Part II: Scotus and the Univocity of Being

By Cynthia R. Nielsen

November 15, 2006

As I noted in the previous post, the doctrine of the univocity of being is a Scotist distinctive. As Peter King observes, according to Scotus, “there is a single unified notion of being that applies equally to substance and accident (and generally to all ten categories), as well as to God and creatures, which serves to ground metaphysics as a science.”[1] King notes two arguments (among many) that Scotus gives for the univocity of being. First, Scotus states that one can be certain about a concept that he possesses and yet doubt another concept. The example that Scotus gives is that one can be certain that God is a being and yet doubt whether God is an infinite or finite being or a created or uncreated being. Consequently, this indicates that “being” can be separated from the concepts of a finite or infinite being, yet being is included in the latter concepts.[2] The second argument is a kind of reductio ad absurdum. That is, Scotus argues that if we do not have a univocal concept of being, then we ultimately must deny that substance, and more seriously, God, are unknowable (by us). Given that the viator’s knowledge is derived from sense perception, which leads to “simple concepts that have a content in common with that which inspires them,” there is, therefore, “no basis [contra Henry] for forming simple analogous concepts.”[3] In addition, if we do not possess a simple concept of being, then in light of the fact that we do not directly perceive substance (but only perceive accidents directly), it would be cast into the realm of the unknowable. The same type of argument can also be applied to God.

Bibliography
Duns Scotus.

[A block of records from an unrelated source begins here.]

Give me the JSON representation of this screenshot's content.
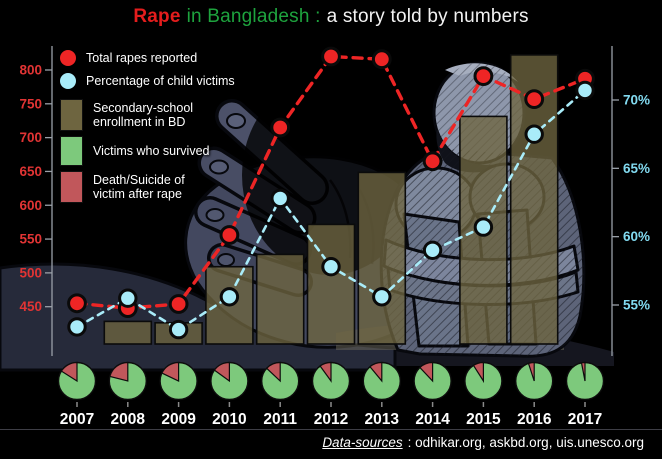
{
  "header": {
    "title_red": "Rape",
    "title_green": "in Bangladesh :",
    "title_rest": "a story told by numbers"
  },
  "legend": {
    "total_rapes": "Total rapes reported",
    "child_pct": "Percentage of child victims",
    "enrollment_line1": "Secondary-school",
    "enrollment_line2": "enrollment in BD",
    "survived": "Victims who survived",
    "death_line1": "Death/Suicide of",
    "death_line2": "victim after rape"
  },
  "footer": {
    "label": "Data-sources",
    "sources": ": odhikar.org, askbd.org, uis.unesco.org"
  },
  "chart_data": {
    "type": "combo-line-bar-pie",
    "categories": [
      "2007",
      "2008",
      "2009",
      "2010",
      "2011",
      "2012",
      "2013",
      "2014",
      "2015",
      "2016",
      "2017"
    ],
    "series": [
      {
        "name": "Total rapes reported",
        "type": "line",
        "axis": "left",
        "color": "#ee2525",
        "values": [
          455,
          448,
          454,
          556,
          715,
          820,
          816,
          665,
          791,
          757,
          787
        ]
      },
      {
        "name": "Percentage of child victims",
        "type": "line",
        "axis": "right",
        "color": "#a9ecf9",
        "suffix": "%",
        "values": [
          53.4,
          55.5,
          53.2,
          55.6,
          62.8,
          57.8,
          55.6,
          59.0,
          60.7,
          67.5,
          70.7
        ]
      },
      {
        "name": "Secondary-school enrollment in BD",
        "type": "bar",
        "axis": "right",
        "color": "#6e6540",
        "suffix": "%",
        "values": [
          null,
          53.8,
          53.7,
          57.8,
          58.7,
          60.9,
          64.7,
          null,
          68.8,
          73.3,
          null
        ]
      }
    ],
    "pies": {
      "slices": [
        "Victims who survived",
        "Death/Suicide of victim after rape"
      ],
      "colors": [
        "#7dc97c",
        "#c1575b"
      ],
      "survived_pct": [
        84,
        79,
        82,
        85,
        87,
        90,
        89,
        88,
        91,
        95,
        97
      ],
      "death_pct": [
        16,
        21,
        18,
        15,
        13,
        10,
        11,
        12,
        9,
        5,
        3
      ]
    },
    "left_axis": {
      "ticks": [
        450,
        500,
        550,
        600,
        650,
        700,
        750,
        800
      ],
      "color": "#e13434",
      "range": [
        430,
        835
      ]
    },
    "right_axis": {
      "ticks": [
        55,
        60,
        65,
        70
      ],
      "suffix": "%",
      "color": "#82daf0",
      "range": [
        53,
        72.5
      ]
    },
    "grid": false,
    "legend_position": "top-left"
  }
}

Philosophical Writings, trans. Allan Wolter. Indianapolis: Hackett, 1987.
King, Peter. “Scotus on Metaphysics,” as found in the Cambridge Companion to Duns Scotus. Cambridge: Cambridge Univ. Press, 2003), pp. 15-57.

Notes
[1] King, “Scotus on Metaphysics,” p. 18. Scotus himself writes, “I designate that concept univocal which possesses sufficient unity in itself, so that to affirm and deny it of one and the same thing would be a contradiction. It also has sufficient unity to serve as the middle term of a syllogism, so that wherever two extremes are united by a middle term that is one in this way, we may conclude to the union of the two extremes themselves” (Philosophical Writings, p. 20).
[2] “Every intellect that is certain about one concept, but dubious about others has, in addition to the concepts about which it is in doubt, another concept of which it is certain. […] Now in this life already, a man can be certain in his mind that God is a being and still be in doubt whether He is a finite or an infinite being, a created or an uncreated being. Consequently, the concept of ‘being’ as affirmed of God is different from the other two concepts but is included in both of them and therefore is univocal” (Philosophical Writings, p. 20).
[3] King, “Scotus on Metaphysics,” p. 18.